Tricky times for Dunnes, despite better UK profits

Secretive Irish retailer Dunnes Stores improved pre-tax profits at its mainland UK operations to£4.5 million from£4.2 million in the year to January 31.

But the feat may prove difficult to replicate as store numbers have shrunk from 11 to nine, with shops in Billingham on Teeside and Southampton closing.

The 7 per cent profit hike for the reported period was accompanied by turnover up 9 per cent from£38.5 million to£42 million.

However, operating profit dropped by 6 per cent to£3.7 million from£3.9 million.

A contributor to lower operating profit was the much-increased staff costs of£5.1 million against£3.9 million. The average number employed was 503 against 430 in the previous year.

There is speculation that the family-controlled group is preoccupied by a power vacuum at its Dublin head office as a result of the exit of two senior executives.
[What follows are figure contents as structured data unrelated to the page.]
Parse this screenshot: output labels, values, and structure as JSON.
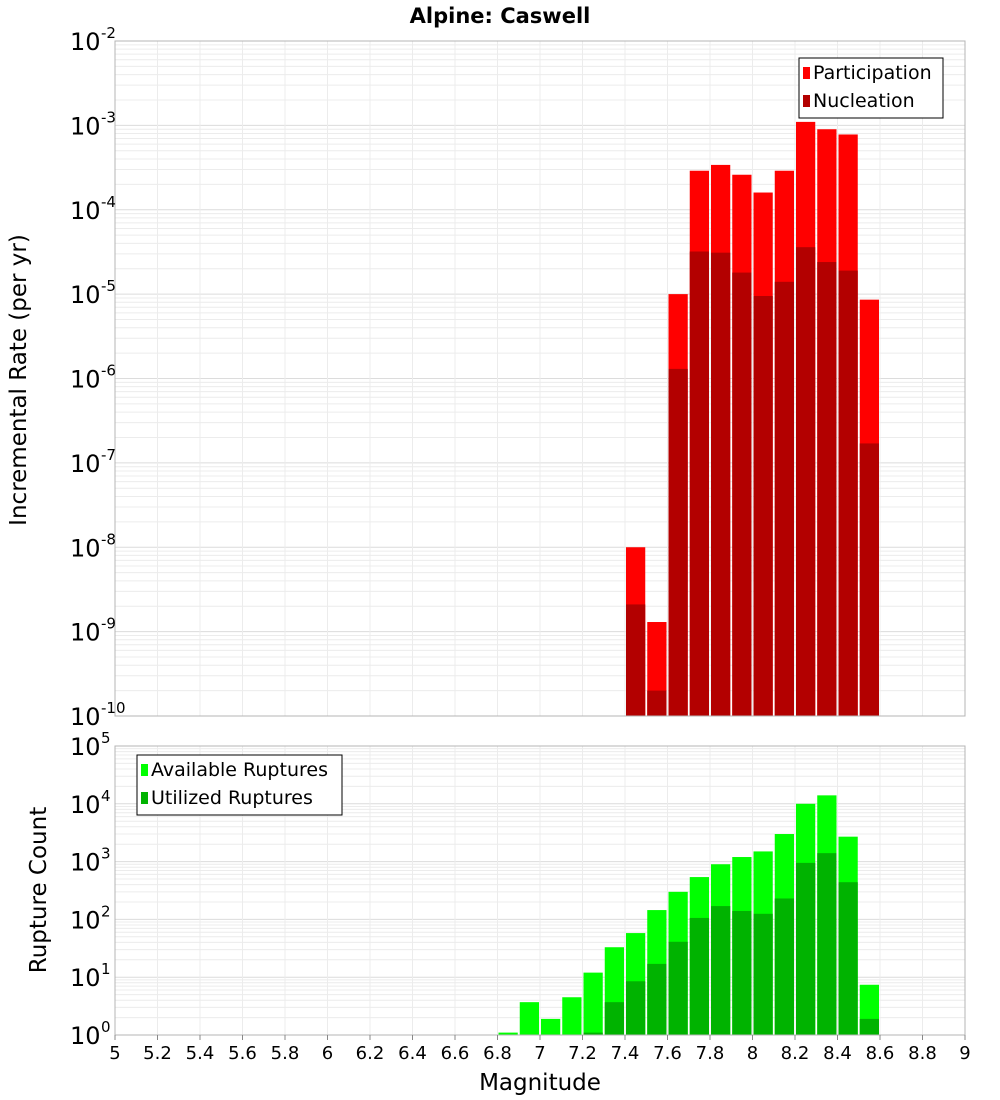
{
  "chart_data": [
    {
      "type": "bar",
      "title": "Alpine: Caswell",
      "xlabel": "",
      "ylabel": "Incremental Rate (per yr)",
      "yscale": "log",
      "ylim": [
        1e-10,
        0.01
      ],
      "xlim": [
        5,
        9
      ],
      "bin_width": 0.1,
      "legend": {
        "position": "top-right"
      },
      "x": [
        7.45,
        7.55,
        7.65,
        7.75,
        7.85,
        7.95,
        8.05,
        8.15,
        8.25,
        8.35,
        8.45,
        8.55
      ],
      "series": [
        {
          "name": "Participation",
          "color": "#ff0000",
          "values": [
            1e-08,
            1.3e-09,
            1e-05,
            0.00029,
            0.00034,
            0.00026,
            0.00016,
            0.00029,
            0.0011,
            0.0009,
            0.00078,
            8.6e-06
          ]
        },
        {
          "name": "Nucleation",
          "color": "#b30000",
          "values": [
            2.1e-09,
            2e-10,
            1.3e-06,
            3.2e-05,
            3.1e-05,
            1.8e-05,
            9.5e-06,
            1.4e-05,
            3.6e-05,
            2.4e-05,
            1.9e-05,
            1.7e-07
          ]
        }
      ]
    },
    {
      "type": "bar",
      "title": "",
      "xlabel": "Magnitude",
      "ylabel": "Rupture Count",
      "yscale": "log",
      "ylim": [
        1,
        100000.0
      ],
      "xlim": [
        5,
        9
      ],
      "bin_width": 0.1,
      "legend": {
        "position": "top-left"
      },
      "x": [
        6.85,
        6.95,
        7.05,
        7.15,
        7.25,
        7.35,
        7.45,
        7.55,
        7.65,
        7.75,
        7.85,
        7.95,
        8.05,
        8.15,
        8.25,
        8.35,
        8.45,
        8.55
      ],
      "series": [
        {
          "name": "Available Ruptures",
          "color": "#00ff00",
          "values": [
            1.1,
            3.7,
            1.9,
            4.5,
            12,
            33,
            58,
            145,
            300,
            540,
            900,
            1200,
            1500,
            3000,
            10000,
            14000,
            2700,
            7.4
          ]
        },
        {
          "name": "Utilized Ruptures",
          "color": "#00b300",
          "values": [
            null,
            null,
            null,
            null,
            1.1,
            3.7,
            8.5,
            17,
            41,
            106,
            170,
            140,
            125,
            230,
            950,
            1400,
            440,
            1.9
          ]
        }
      ],
      "xticks": [
        "5",
        "5.2",
        "5.4",
        "5.6",
        "5.8",
        "6",
        "6.2",
        "6.4",
        "6.6",
        "6.8",
        "7",
        "7.2",
        "7.4",
        "7.6",
        "7.8",
        "8",
        "8.2",
        "8.4",
        "8.6",
        "8.8",
        "9"
      ]
    }
  ]
}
It was claimed the departure of corporate services director Pat O'Donoghue and finance director Liam McGreal was coincidental, but some commentators suggested it was symptomatic of the problems non-family directors face in the company.

Retail Knowledge Bank research director Robert Clark said Dunnes' UK figures reflected just how far the chain has to go on the British mainland.

He added that opportunities such as the former C&A sites and the Littlewoods disposal have passed the retailer by.

In its home territory, Dunnes' position as Ireland's leading grocer has been usurped by Tesco.